Музыкальная критикаЭто были вечера и ночи в разговорах о метафизикеМихаил Шемякин о Якове Друскинемосковский наблюдатель / Пятница 01 ноября 1996 Работа в галерее «Дом Нащокина», которая истово проводит в жизнь политику возвращения художников-изгнанников на Родину, я месяцами рассматривала серии акварелей Михаила Шемякина «Ангелы смерти». Они заставляли вспомнить «вестников» – фантастический образ из произведений Хармса. Именно эти мрачноватые работы казались самыми существенными на выставке Шемякина, которая в основном состояла из красочных литографий, явно предназначенных на продажу. Составляя пресс-релиз, перечитывая изложение «метафизических теорий» Шемякина, я уверилась в предположении, что этот художник имеет собственное отношение к столь близкой ему поэтике знаменитой ленинградской «андерграундной» группе 20-х годов – ОБЭРИу.

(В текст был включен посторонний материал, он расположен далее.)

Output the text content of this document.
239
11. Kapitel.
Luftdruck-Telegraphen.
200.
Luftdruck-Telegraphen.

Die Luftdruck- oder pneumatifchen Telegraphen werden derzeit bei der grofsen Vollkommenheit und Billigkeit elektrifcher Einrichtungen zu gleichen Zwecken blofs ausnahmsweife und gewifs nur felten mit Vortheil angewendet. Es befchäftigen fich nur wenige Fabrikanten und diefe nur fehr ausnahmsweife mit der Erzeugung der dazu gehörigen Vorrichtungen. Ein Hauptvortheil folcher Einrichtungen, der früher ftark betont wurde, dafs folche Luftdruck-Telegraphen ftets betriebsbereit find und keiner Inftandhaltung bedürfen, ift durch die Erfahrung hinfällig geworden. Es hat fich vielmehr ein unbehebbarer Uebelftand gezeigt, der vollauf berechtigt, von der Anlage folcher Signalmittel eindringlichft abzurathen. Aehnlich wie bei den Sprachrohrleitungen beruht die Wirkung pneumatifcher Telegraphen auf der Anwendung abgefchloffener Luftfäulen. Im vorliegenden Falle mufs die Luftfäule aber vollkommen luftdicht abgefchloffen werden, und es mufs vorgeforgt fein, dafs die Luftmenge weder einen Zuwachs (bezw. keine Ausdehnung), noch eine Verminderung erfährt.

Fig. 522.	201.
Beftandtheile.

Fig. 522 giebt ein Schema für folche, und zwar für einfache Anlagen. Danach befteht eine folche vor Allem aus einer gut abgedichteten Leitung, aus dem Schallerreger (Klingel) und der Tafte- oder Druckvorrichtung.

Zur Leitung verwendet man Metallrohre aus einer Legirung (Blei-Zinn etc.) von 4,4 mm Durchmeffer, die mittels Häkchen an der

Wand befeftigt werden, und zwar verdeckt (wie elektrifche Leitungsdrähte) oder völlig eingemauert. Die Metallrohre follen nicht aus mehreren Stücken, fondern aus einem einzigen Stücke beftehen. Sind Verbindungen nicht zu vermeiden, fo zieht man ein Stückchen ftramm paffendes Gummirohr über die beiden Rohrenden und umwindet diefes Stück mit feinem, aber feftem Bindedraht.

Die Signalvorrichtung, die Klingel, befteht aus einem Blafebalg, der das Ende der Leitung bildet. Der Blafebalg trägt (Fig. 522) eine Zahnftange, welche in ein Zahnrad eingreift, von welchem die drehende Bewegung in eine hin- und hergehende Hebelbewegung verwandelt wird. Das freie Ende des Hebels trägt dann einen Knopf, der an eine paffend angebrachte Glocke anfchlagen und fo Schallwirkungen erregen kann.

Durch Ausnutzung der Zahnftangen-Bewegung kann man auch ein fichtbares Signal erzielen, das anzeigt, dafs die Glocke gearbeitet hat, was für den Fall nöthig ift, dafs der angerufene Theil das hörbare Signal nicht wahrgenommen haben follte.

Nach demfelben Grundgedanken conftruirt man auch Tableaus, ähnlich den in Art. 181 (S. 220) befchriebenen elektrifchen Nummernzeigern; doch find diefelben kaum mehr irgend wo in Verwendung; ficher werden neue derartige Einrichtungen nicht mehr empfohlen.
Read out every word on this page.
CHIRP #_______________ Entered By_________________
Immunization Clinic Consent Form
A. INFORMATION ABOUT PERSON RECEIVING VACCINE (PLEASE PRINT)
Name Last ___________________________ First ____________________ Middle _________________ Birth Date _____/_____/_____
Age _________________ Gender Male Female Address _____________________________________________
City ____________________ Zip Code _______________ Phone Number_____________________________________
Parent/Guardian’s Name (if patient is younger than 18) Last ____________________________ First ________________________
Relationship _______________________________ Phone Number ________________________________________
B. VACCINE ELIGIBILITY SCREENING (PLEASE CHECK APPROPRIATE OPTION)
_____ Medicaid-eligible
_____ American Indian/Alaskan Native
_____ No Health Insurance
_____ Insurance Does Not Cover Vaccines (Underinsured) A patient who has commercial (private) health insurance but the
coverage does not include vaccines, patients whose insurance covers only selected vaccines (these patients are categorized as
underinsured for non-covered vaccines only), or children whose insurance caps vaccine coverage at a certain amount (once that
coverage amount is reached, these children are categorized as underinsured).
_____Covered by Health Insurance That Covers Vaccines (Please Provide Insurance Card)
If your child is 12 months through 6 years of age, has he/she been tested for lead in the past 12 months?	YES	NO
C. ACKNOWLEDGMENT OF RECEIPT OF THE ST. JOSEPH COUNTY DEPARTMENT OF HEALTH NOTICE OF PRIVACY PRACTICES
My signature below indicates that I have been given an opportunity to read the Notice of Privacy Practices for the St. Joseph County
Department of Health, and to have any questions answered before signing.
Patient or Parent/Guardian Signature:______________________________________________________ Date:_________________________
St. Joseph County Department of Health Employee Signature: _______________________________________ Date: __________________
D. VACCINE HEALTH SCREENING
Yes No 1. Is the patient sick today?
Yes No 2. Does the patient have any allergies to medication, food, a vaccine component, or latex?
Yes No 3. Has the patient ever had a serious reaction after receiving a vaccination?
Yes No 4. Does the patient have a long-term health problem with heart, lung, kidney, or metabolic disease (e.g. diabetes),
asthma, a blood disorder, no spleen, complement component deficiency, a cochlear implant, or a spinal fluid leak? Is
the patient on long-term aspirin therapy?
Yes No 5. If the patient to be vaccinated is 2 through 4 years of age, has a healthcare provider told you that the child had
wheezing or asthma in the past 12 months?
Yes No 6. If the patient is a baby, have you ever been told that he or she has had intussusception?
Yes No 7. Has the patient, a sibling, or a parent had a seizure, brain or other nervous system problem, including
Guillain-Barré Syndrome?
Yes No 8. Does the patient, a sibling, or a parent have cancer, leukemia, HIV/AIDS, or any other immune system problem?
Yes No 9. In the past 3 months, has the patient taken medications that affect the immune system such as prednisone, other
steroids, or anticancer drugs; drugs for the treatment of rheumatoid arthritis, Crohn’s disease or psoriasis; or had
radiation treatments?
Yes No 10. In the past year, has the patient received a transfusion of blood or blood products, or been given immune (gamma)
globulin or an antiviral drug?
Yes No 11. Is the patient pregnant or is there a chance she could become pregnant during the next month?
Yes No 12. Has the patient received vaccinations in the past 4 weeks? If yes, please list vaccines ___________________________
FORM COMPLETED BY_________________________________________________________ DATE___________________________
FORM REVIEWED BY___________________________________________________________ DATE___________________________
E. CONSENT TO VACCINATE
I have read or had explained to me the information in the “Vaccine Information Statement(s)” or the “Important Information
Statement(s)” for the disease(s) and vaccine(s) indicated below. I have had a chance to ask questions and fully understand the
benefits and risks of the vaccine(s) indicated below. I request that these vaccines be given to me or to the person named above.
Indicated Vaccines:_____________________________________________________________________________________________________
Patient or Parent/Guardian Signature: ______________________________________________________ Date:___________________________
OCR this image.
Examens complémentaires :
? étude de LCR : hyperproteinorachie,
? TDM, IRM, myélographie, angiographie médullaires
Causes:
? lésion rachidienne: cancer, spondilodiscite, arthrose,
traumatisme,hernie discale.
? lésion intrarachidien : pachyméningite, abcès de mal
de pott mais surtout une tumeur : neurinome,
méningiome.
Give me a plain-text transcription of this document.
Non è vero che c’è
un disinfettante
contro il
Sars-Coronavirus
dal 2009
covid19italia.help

На секунду вырвав художника из суеты рекламной кампании, буквально перехватив его на пути от одной телекамеры к другой, я спросила его о том, насколько близок ему Хармс и Введенский. Шемякин ответил, что он иллюстрировал их еще в знаменитом альманахе «Аполлон». Но главное открылось случайно – узнал он об обэриутах от Якова Семеновича Друскина, с которым был близко знаком до эмиграции.
Мы очень мало знаем об этом человеке. А ведь именно Друскин не только сохранил архив Хармса, спасая рукописи из-под обломков разбомбленной квартиры и долгие годы с риском для жизни пряча эти крамольные в советские времена тексты, но и описал их, объяснил законы, по которым мир «реального искусства», мир «вестников», существует. Об этом его подвиге известно всем, кто интересовался ОБЭРИу.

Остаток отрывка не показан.